Esta situación se repitió hace un año con Roberto García, fundador de BioRibera. Un proyecto de agricultura ecológica que comienza a despegar tras acreditarse en esta tipología de cultivos. «Apostamos por la tracción animal con burros y echamos una cantidad mínima de los productos exigidos por Sanidad. El resto se hace mediante preparados biodinámicos», comenta. «Se trata de compuestos a base de cosas naturales como la manzanilla, las ortigas, excrementos de animales...».
Elementos baratos y al alcance de cualquier agricultor que han despertado el interés de los más veteranos. «Hay mucha gente que está cambiando el concepto solo por tema económico, porque gastan mucho y no logran evitar las plagas». En cambio, dice, sus métodos resultan más eficientes. «En el pueblo ya se han dado cuenta y muchos vienen a pedir consejo».
De momento su variedad y cantidad es limitada pero semanalmente dispone de un servicio de cestas que entrega a domicilio en una radio máximo de 20 kilómetros. Los productos de los que no dispone, como la carne, los encarga a distribuidores de Santander a los que él también ofrece su mercancía. «Esta zona está muy bien situada y, como pilla de paso a Madrid, no cobran los portes».
A pesar de esta ventaja, el precio de la comida ecológica continúa siendo muy elevado.

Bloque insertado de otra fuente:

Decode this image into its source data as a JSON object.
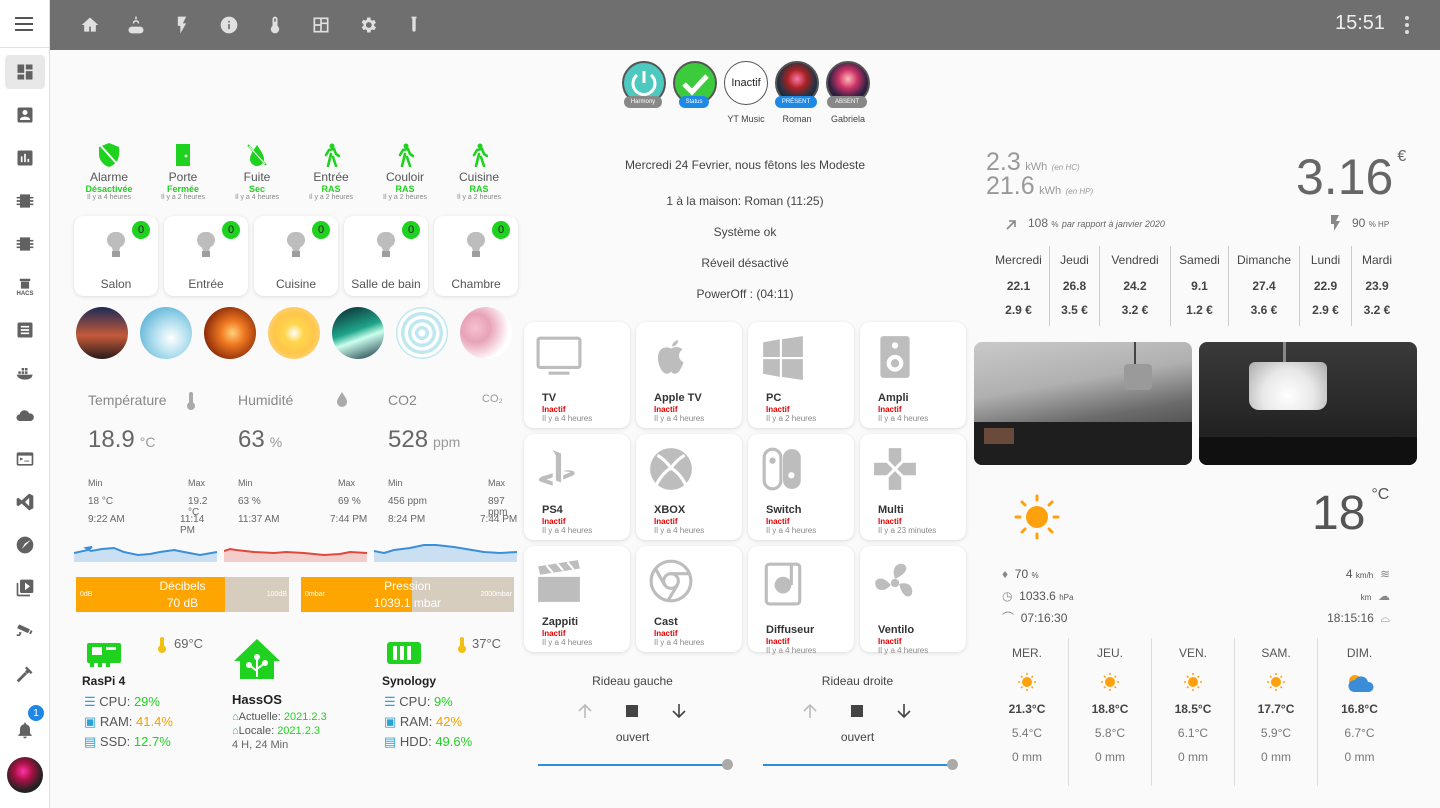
{
  "sidebar": {
    "hacs": "HACS",
    "badge": "1",
    "items": [
      "dashboard",
      "person",
      "chart",
      "chip",
      "chip2",
      "hacs",
      "notes",
      "docker",
      "cloud",
      "terminal",
      "vscode",
      "compass",
      "media",
      "cctv",
      "hammer"
    ]
  },
  "topbar": {
    "time": "15:51",
    "tabs": [
      "home",
      "weather",
      "power",
      "info",
      "thermometer",
      "floorplan",
      "settings",
      "lab"
    ]
  },
  "persons": [
    {
      "badge": "Harmony",
      "bg": "#4ec9c0"
    },
    {
      "badge": "Status",
      "bg": "#3ccb3c"
    },
    {
      "label": "Inactif",
      "caption": "YT Music"
    },
    {
      "badge": "PRÉSENT",
      "caption": "Roman"
    },
    {
      "badge": "ABSENT",
      "caption": "Gabriela"
    }
  ],
  "sensors": [
    {
      "name": "Alarme",
      "state": "Désactivée",
      "time": "Il y a 4 heures"
    },
    {
      "name": "Porte",
      "state": "Fermée",
      "time": "Il y a 2 heures"
    },
    {
      "name": "Fuite",
      "state": "Sec",
      "time": "Il y a 4 heures"
    },
    {
      "name": "Entrée",
      "state": "RAS",
      "time": "Il y a 2 heures"
    },
    {
      "name": "Couloir",
      "state": "RAS",
      "time": "Il y a 2 heures"
    },
    {
      "name": "Cuisine",
      "state": "RAS",
      "time": "Il y a 2 heures"
    }
  ],
  "lights": [
    {
      "name": "Salon",
      "count": "0"
    },
    {
      "name": "Entrée",
      "count": "0"
    },
    {
      "name": "Cuisine",
      "count": "0"
    },
    {
      "name": "Salle de bain",
      "count": "0"
    },
    {
      "name": "Chambre",
      "count": "0"
    }
  ],
  "climate": [
    {
      "title": "Température",
      "value": "18.9",
      "unit": "°C",
      "min": "Min",
      "max": "Max",
      "minv": "18 °C",
      "maxv": "19.2 °C",
      "mint": "9:22 AM",
      "maxt": "11:14 PM",
      "color": "#3a8fd9"
    },
    {
      "title": "Humidité",
      "value": "63",
      "unit": "%",
      "min": "Min",
      "max": "Max",
      "minv": "63 %",
      "maxv": "69 %",
      "mint": "11:37 AM",
      "maxt": "7:44 PM",
      "color": "#e0483d"
    },
    {
      "title": "CO2",
      "value": "528",
      "unit": "ppm",
      "min": "Min",
      "max": "Max",
      "minv": "456 ppm",
      "maxv": "897 ppm",
      "mint": "8:24 PM",
      "maxt": "7:44 PM",
      "color": "#3a8fd9",
      "icon": "CO₂"
    }
  ],
  "bars": [
    {
      "title": "Décibels",
      "value": "70 dB",
      "min": "0dB",
      "max": "100dB",
      "fill": 0.7
    },
    {
      "title": "Pression",
      "value": "1039.1 mbar",
      "min": "0mbar",
      "max": "2000mbar",
      "fill": 0.52
    }
  ],
  "systems": [
    {
      "name": "RasPi 4",
      "temp": "69°C",
      "l1": "CPU: ",
      "v1": "29%",
      "l2": "RAM: ",
      "v2": "41.4%",
      "l3": "SSD: ",
      "v3": "12.7%"
    },
    {
      "name": "HassOS",
      "l1": "Actuelle: ",
      "v1": "2021.2.3",
      "l2": "Locale: ",
      "v2": "2021.2.3",
      "uptime": "4 H, 24 Min"
    },
    {
      "name": "Synology",
      "temp": "37°C",
      "l1": "CPU: ",
      "v1": "9%",
      "l2": "RAM: ",
      "v2": "42%",
      "l3": "HDD: ",
      "v3": "49.6%"
    }
  ],
  "info": {
    "date": "Mercredi 24 Fevrier, nous fêtons les Modeste",
    "home": "1 à la maison: Roman (11:25)",
    "system": "Système ok",
    "alarm": "Réveil désactivé",
    "power": "PowerOff : (04:11)"
  },
  "media": [
    {
      "name": "TV",
      "state": "Inactif",
      "time": "Il y a 4 heures"
    },
    {
      "name": "Apple TV",
      "state": "Inactif",
      "time": "Il y a 4 heures"
    },
    {
      "name": "PC",
      "state": "Inactif",
      "time": "Il y a 2 heures"
    },
    {
      "name": "Ampli",
      "state": "Inactif",
      "time": "Il y a 4 heures"
    },
    {
      "name": "PS4",
      "state": "Inactif",
      "time": "Il y a 4 heures"
    },
    {
      "name": "XBOX",
      "state": "Inactif",
      "time": "Il y a 4 heures"
    },
    {
      "name": "Switch",
      "state": "Inactif",
      "time": "Il y a 4 heures"
    },
    {
      "name": "Multi",
      "state": "Inactif",
      "time": "Il y a 23 minutes"
    },
    {
      "name": "Zappiti",
      "state": "Inactif",
      "time": "Il y a 4 heures"
    },
    {
      "name": "Cast",
      "state": "Inactif",
      "time": "Il y a 4 heures"
    },
    {
      "name": "Diffuseur",
      "state": "Inactif",
      "time": "Il y a 4 heures"
    },
    {
      "name": "Ventilo",
      "state": "Inactif",
      "time": "Il y a 4 heures"
    }
  ],
  "covers": [
    {
      "name": "Rideau gauche",
      "state": "ouvert"
    },
    {
      "name": "Rideau droite",
      "state": "ouvert"
    }
  ],
  "energy": {
    "hc": "2.3",
    "hc_unit": "kWh",
    "hc_label": "(en HC)",
    "hp": "21.6",
    "hp_unit": "kWh",
    "hp_label": "(en HP)",
    "cost": "3.16",
    "cur": "€",
    "pct": "108",
    "pct_unit": "%",
    "pct_label": "par rapport à janvier 2020",
    "hpPct": "90",
    "hpPct_unit": "% HP",
    "days": [
      {
        "d": "Mercredi",
        "k": "22.1",
        "e": "2.9 €"
      },
      {
        "d": "Jeudi",
        "k": "26.8",
        "e": "3.5 €"
      },
      {
        "d": "Vendredi",
        "k": "24.2",
        "e": "3.2 €"
      },
      {
        "d": "Samedi",
        "k": "9.1",
        "e": "1.2 €"
      },
      {
        "d": "Dimanche",
        "k": "27.4",
        "e": "3.6 €"
      },
      {
        "d": "Lundi",
        "k": "22.9",
        "e": "2.9 €"
      },
      {
        "d": "Mardi",
        "k": "23.9",
        "e": "3.2 €"
      }
    ]
  },
  "weather": {
    "temp": "18",
    "unit": "°C",
    "hum": "70",
    "hum_u": "%",
    "press": "1033.6",
    "press_u": "hPa",
    "rise": "07:16:30",
    "wind": "4",
    "wind_u": "km/h",
    "vis_u": "km",
    "set": "18:15:16",
    "days": [
      {
        "d": "MER.",
        "hi": "21.3°C",
        "lo": "5.4°C",
        "r": "0 mm",
        "icon": "sun"
      },
      {
        "d": "JEU.",
        "hi": "18.8°C",
        "lo": "5.8°C",
        "r": "0 mm",
        "icon": "sun"
      },
      {
        "d": "VEN.",
        "hi": "18.5°C",
        "lo": "6.1°C",
        "r": "0 mm",
        "icon": "sun"
      },
      {
        "d": "SAM.",
        "hi": "17.7°C",
        "lo": "5.9°C",
        "r": "0 mm",
        "icon": "sun"
      },
      {
        "d": "DIM.",
        "hi": "16.8°C",
        "lo": "6.7°C",
        "r": "0 mm",
        "icon": "partly-cloudy"
      }
    ]
  }
}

Una valoración con la que García y Castilla no se muestran conformes. Reconocen la diferencia con los alimentos ordinarios, pero lo achacan al consumo instaurado: «Vamos al supermercado y compramos 5 kilos de naranjas porque están en oferta. Al final se ponen malas y solo comes 2 kilos que dan la mitad de zumo que los ecológicos», explica Castilla. «El gasto termina siendo mayor», sentencia.
 
Ecolokos.
La ecología forma parte de toda una cultura en torno a los alimentos. «Tratamos de fomentar la relación con el cliente organizando jornadas en las que puedan ver donde crece lo que comen», apunta García. «También se tiende mucho a la agrupación de consumidores para realizar pedidos conjuntos», asegura.
Una tendencia que no es nueva en Aranda de Duero, pues hace casi 10 años se creó la asociación Ecolokos. Una entidad que nació con el objetivo de «fomentar el consumo consciente y transformador», escriben en su web, a través de la cual solicitan sus alimentos, que son recogidos semanalmente en las instalaciones de El Invernadero. «Las nuevas tecnologías se han colado en el planteamiento, pero aún existen las relaciones. Y el trueque».